Declare is a material transparency programme that requires manufacturers to publicly disclose what their products are made from. Often described as a ‘nutrition label for building products’, it focuses on full ingredient disclosure, not performance or environmental scoring.

Developed by the International Living Future Institute (ILFI), Declare is designed to support healthier buildings by making hidden chemical content visible – particularly where materials are used in large quantities or in close contact with occupants.

It requires verified ingredient reporting but does not evaluate outcomes or performance. Its strength lies in radical transparency, not optimisation.

What it measures

Declare is about disclosure, not optimisation.

It documents:

Material ingredients: Product contents down to defined thresholds

Chemical hazards: Ingredients assessed against the Living Building Challenge Red List

Health considerations: Presence or absence of chemicals of concern

End-of-life pathways: Recyclability, reuse or disposal information (where available)

Supply chain transparency: Manufacturer accountability and data completeness

Products are assigned a Declare status (e.g.
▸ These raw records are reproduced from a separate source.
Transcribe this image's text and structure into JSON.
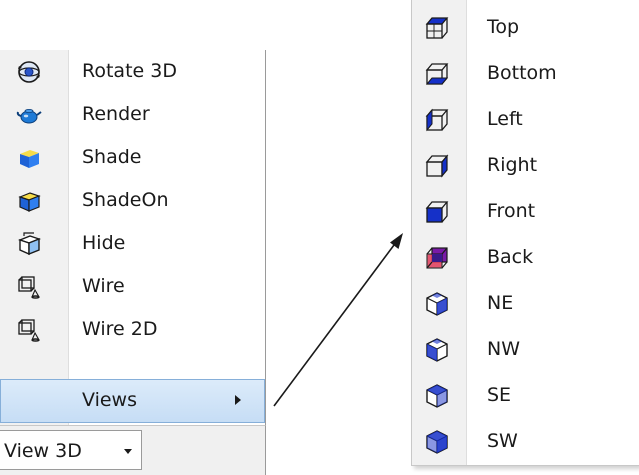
{
  "left_menu": {
    "items": [
      {
        "label": "Rotate 3D",
        "icon": "rotate-3d-icon"
      },
      {
        "label": "Render",
        "icon": "render-teapot-icon"
      },
      {
        "label": "Shade",
        "icon": "shade-icon"
      },
      {
        "label": "ShadeOn",
        "icon": "shade-on-icon"
      },
      {
        "label": "Hide",
        "icon": "hide-icon"
      },
      {
        "label": "Wire",
        "icon": "wire-icon"
      },
      {
        "label": "Wire 2D",
        "icon": "wire-2d-icon"
      },
      {
        "label": "Views",
        "icon": "",
        "highlighted": true
      }
    ]
  },
  "toolbar": {
    "dropdown_label": "View 3D"
  },
  "views_submenu": {
    "items": [
      {
        "label": "Top",
        "icon": "view-top-icon"
      },
      {
        "label": "Bottom",
        "icon": "view-bottom-icon"
      },
      {
        "label": "Left",
        "icon": "view-left-icon"
      },
      {
        "label": "Right",
        "icon": "view-right-icon"
      },
      {
        "label": "Front",
        "icon": "view-front-icon"
      },
      {
        "label": "Back",
        "icon": "view-back-icon"
      },
      {
        "label": "NE",
        "icon": "view-ne-icon"
      },
      {
        "label": "NW",
        "icon": "view-nw-icon"
      },
      {
        "label": "SE",
        "icon": "view-se-icon"
      },
      {
        "label": "SW",
        "icon": "view-sw-icon"
      }
    ]
  },
  "colors": {
    "highlight_fill": "#c6ddf5",
    "highlight_border": "#86afd9",
    "cube_blue": "#1530c8",
    "shade_yellow": "#f0d23a",
    "back_purple": "#7a1aa8"
  }
}
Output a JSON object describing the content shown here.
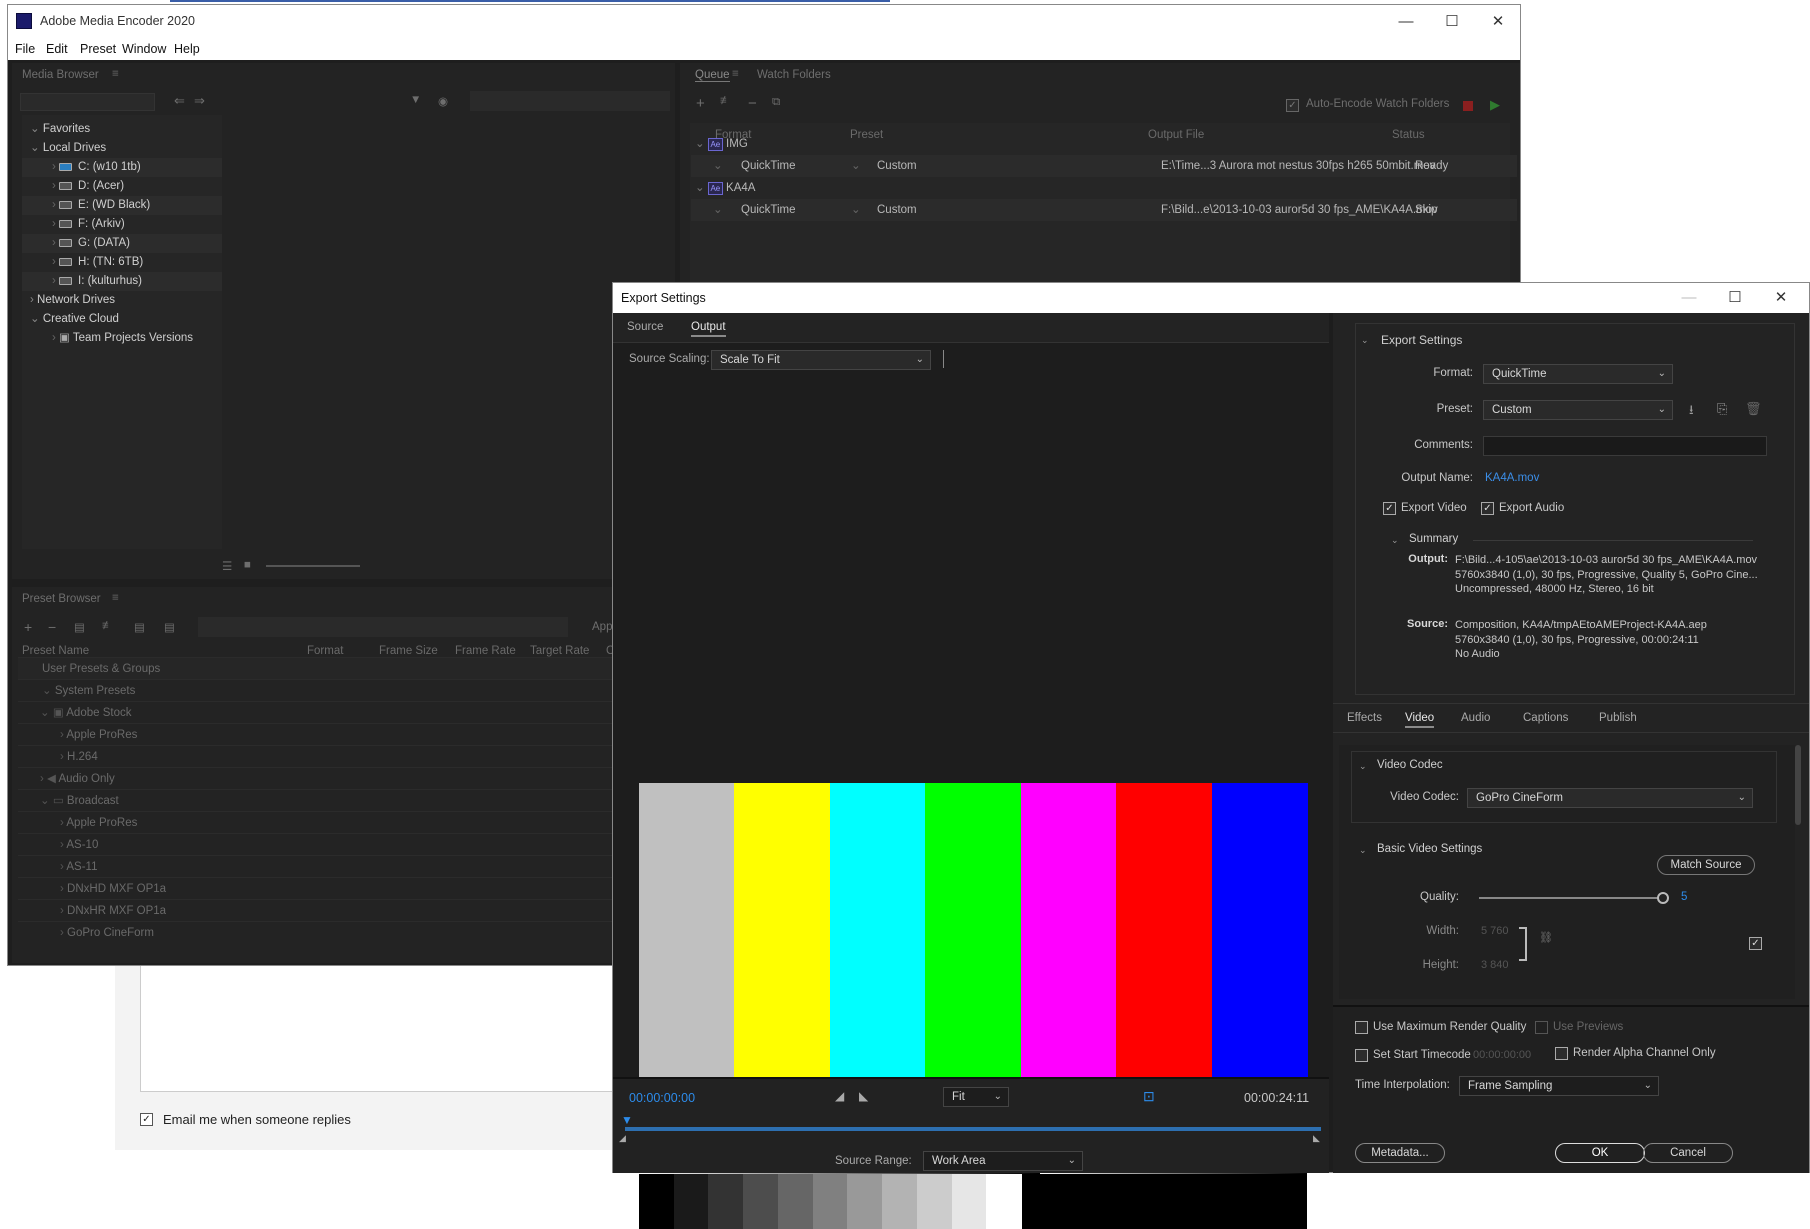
{
  "background_page": {
    "email_label": "Email me when someone replies",
    "email_checked": true
  },
  "ame": {
    "title": "Adobe Media Encoder 2020",
    "menu": [
      "File",
      "Edit",
      "Preset",
      "Window",
      "Help"
    ],
    "media_browser": {
      "title": "Media Browser",
      "favorites": "Favorites",
      "local_drives": "Local Drives",
      "drives": [
        "C: (w10 1tb)",
        "D: (Acer)",
        "E: (WD Black)",
        "F: (Arkiv)",
        "G: (DATA)",
        "H: (TN: 6TB)",
        "I: (kulturhus)"
      ],
      "network_drives": "Network Drives",
      "creative_cloud": "Creative Cloud",
      "team_projects": "Team Projects Versions"
    },
    "queue": {
      "tab_queue": "Queue",
      "tab_watch": "Watch Folders",
      "auto_encode": "Auto-Encode Watch Folders",
      "columns": [
        "Format",
        "Preset",
        "Output File",
        "Status"
      ],
      "groups": [
        {
          "name": "IMG",
          "format": "QuickTime",
          "preset": "Custom",
          "output": "E:\\Time...3 Aurora mot nestus 30fps h265 50mbit.mov",
          "status": "Ready"
        },
        {
          "name": "KA4A",
          "format": "QuickTime",
          "preset": "Custom",
          "output": "F:\\Bild...e\\2013-10-03 auror5d 30 fps_AME\\KA4A.mov",
          "status": "Skip"
        }
      ]
    },
    "preset_browser": {
      "title": "Preset Browser",
      "apply": "Apply",
      "columns": [
        "Preset Name",
        "Format",
        "Frame Size",
        "Frame Rate",
        "Target Rate",
        "C"
      ],
      "user_presets": "User Presets & Groups",
      "system_presets": "System Presets",
      "items": [
        "Adobe Stock",
        "Apple ProRes",
        "H.264",
        "Audio Only",
        "Broadcast",
        "Apple ProRes",
        "AS-10",
        "AS-11",
        "DNxHD MXF OP1a",
        "DNxHR MXF OP1a",
        "GoPro CineForm"
      ]
    }
  },
  "export": {
    "title": "Export Settings",
    "tabs": [
      "Source",
      "Output"
    ],
    "source_scaling_label": "Source Scaling:",
    "source_scaling_value": "Scale To Fit",
    "export_settings_header": "Export Settings",
    "format_label": "Format:",
    "format_value": "QuickTime",
    "preset_label": "Preset:",
    "preset_value": "Custom",
    "comments_label": "Comments:",
    "comments_value": "",
    "output_name_label": "Output Name:",
    "output_name_value": "KA4A.mov",
    "export_video": "Export Video",
    "export_audio": "Export Audio",
    "summary_header": "Summary",
    "output_label": "Output:",
    "output_lines": [
      "F:\\Bild...4-105\\ae\\2013-10-03 auror5d 30 fps_AME\\KA4A.mov",
      "5760x3840 (1,0), 30 fps, Progressive, Quality 5, GoPro Cine...",
      "Uncompressed, 48000 Hz, Stereo, 16 bit"
    ],
    "source_label": "Source:",
    "source_lines": [
      "Composition, KA4A/tmpAEtoAMEProject-KA4A.aep",
      "5760x3840 (1,0), 30 fps, Progressive, 00:00:24:11",
      "No Audio"
    ],
    "settings_tabs": [
      "Effects",
      "Video",
      "Audio",
      "Captions",
      "Publish"
    ],
    "video_codec_header": "Video Codec",
    "video_codec_label": "Video Codec:",
    "video_codec_value": "GoPro CineForm",
    "basic_video_header": "Basic Video Settings",
    "match_source": "Match Source",
    "quality_label": "Quality:",
    "quality_value": "5",
    "quality_fraction": 0.98,
    "width_label": "Width:",
    "width_value": "5 760",
    "height_label": "Height:",
    "height_value": "3 840",
    "use_max_render": "Use Maximum Render Quality",
    "use_previews": "Use Previews",
    "set_start_tc": "Set Start Timecode",
    "start_tc_value": "00:00:00:00",
    "render_alpha": "Render Alpha Channel Only",
    "time_interp_label": "Time Interpolation:",
    "time_interp_value": "Frame Sampling",
    "metadata_btn": "Metadata...",
    "ok_btn": "OK",
    "cancel_btn": "Cancel",
    "tc_start": "00:00:00:00",
    "tc_end": "00:00:24:11",
    "fit_value": "Fit",
    "source_range_label": "Source Range:",
    "source_range_value": "Work Area",
    "colors": {
      "accent": "#2d8ceb",
      "link": "#3b8ee8"
    }
  },
  "preview": {
    "top_bars": [
      "#c0c0c0",
      "#ffff00",
      "#00ffff",
      "#00ff00",
      "#ff00ff",
      "#ff0000",
      "#0000ff"
    ],
    "mid_bars": [
      "#0000ff",
      "#131313",
      "#ff00ff",
      "#131313",
      "#00ffff",
      "#131313",
      "#c0c0c0"
    ],
    "steps": [
      "#000000",
      "#1a1a1a",
      "#333333",
      "#4d4d4d",
      "#666666",
      "#808080",
      "#999999",
      "#b3b3b3",
      "#cccccc",
      "#e6e6e6",
      "#ffffff"
    ]
  }
}
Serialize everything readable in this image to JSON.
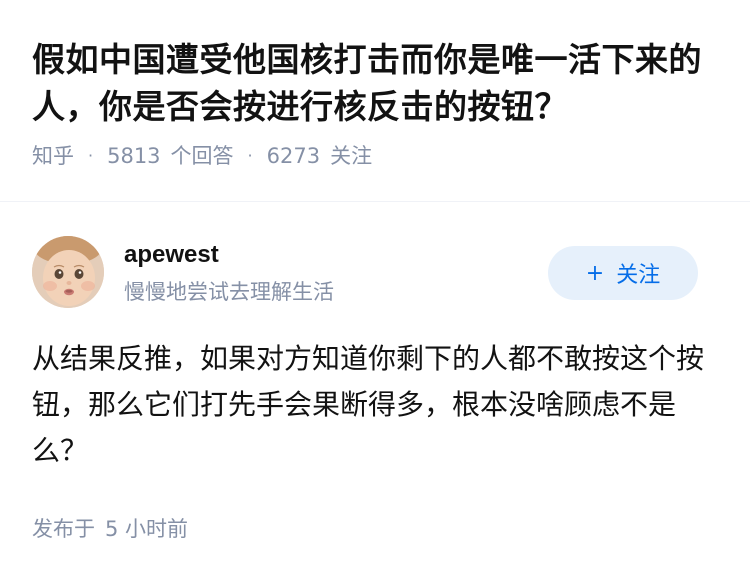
{
  "question": {
    "title": "假如中国遭受他国核打击而你是唯一活下来的人，你是否会按进行核反击的按钮？",
    "source": "知乎",
    "answer_count": "5813",
    "answer_label": "个回答",
    "follow_count": "6273",
    "follow_label": "关注"
  },
  "author": {
    "name": "apewest",
    "bio": "慢慢地尝试去理解生活",
    "follow_button_label": "关注",
    "follow_button_icon": "plus-icon"
  },
  "answer": {
    "content": "从结果反推，如果对方知道你剩下的人都不敢按这个按钮，那么它们打先手会果断得多，根本没啥顾虑不是么？"
  },
  "footer": {
    "publish_label": "发布于",
    "publish_time": "5 小时前"
  },
  "colors": {
    "accent": "#056de8",
    "button_bg": "#e6f0fb",
    "meta_text": "#8590a6",
    "title_text": "#121212"
  }
}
Declared, Red List Free, or Compliant with Exceptions), based on their disclosed ingredients.

What it does not measure

Declare is frequently misunderstood as a sustainability rating.

It does not:

  • Judge overall environmental impact
  • Measure embodied carbon or lifecycle performance
  • Assess durability, quality or fitness for purpose
  • Compare products against each other
  • Certify buildings or guarantee healthy outcomes

A Declare label tells you what’s in a product – not whether it is ‘good’ or ‘bad’ in absolute terms.

Who it’s for

Declare is most relevant to:

Manufacturers
Willing to disclose full product composition transparently

Architects and interior designers
Working on health-led or material-conscious projects

Sustainability consultants
Supporting Living Building Challenge, WELL or health-focused briefs

Specifiers and researchers
Needing ingredient-level clarity to assess risk

Clients and institutions
Seeking transparency rather than marketing claims

It is particularly influential in healthcare, education and workplace interiors.

Geographic relevance

Internationally applicable
Used globally across commercial and institutional projects

Strong alignment with Living Building Challenge (LBC)
Often required for LBC material compliance

Not climate-specific
Focuses on chemistry, not performance in use

Declare is increasingly recognised beyond LBC projects as a transparency benchmark.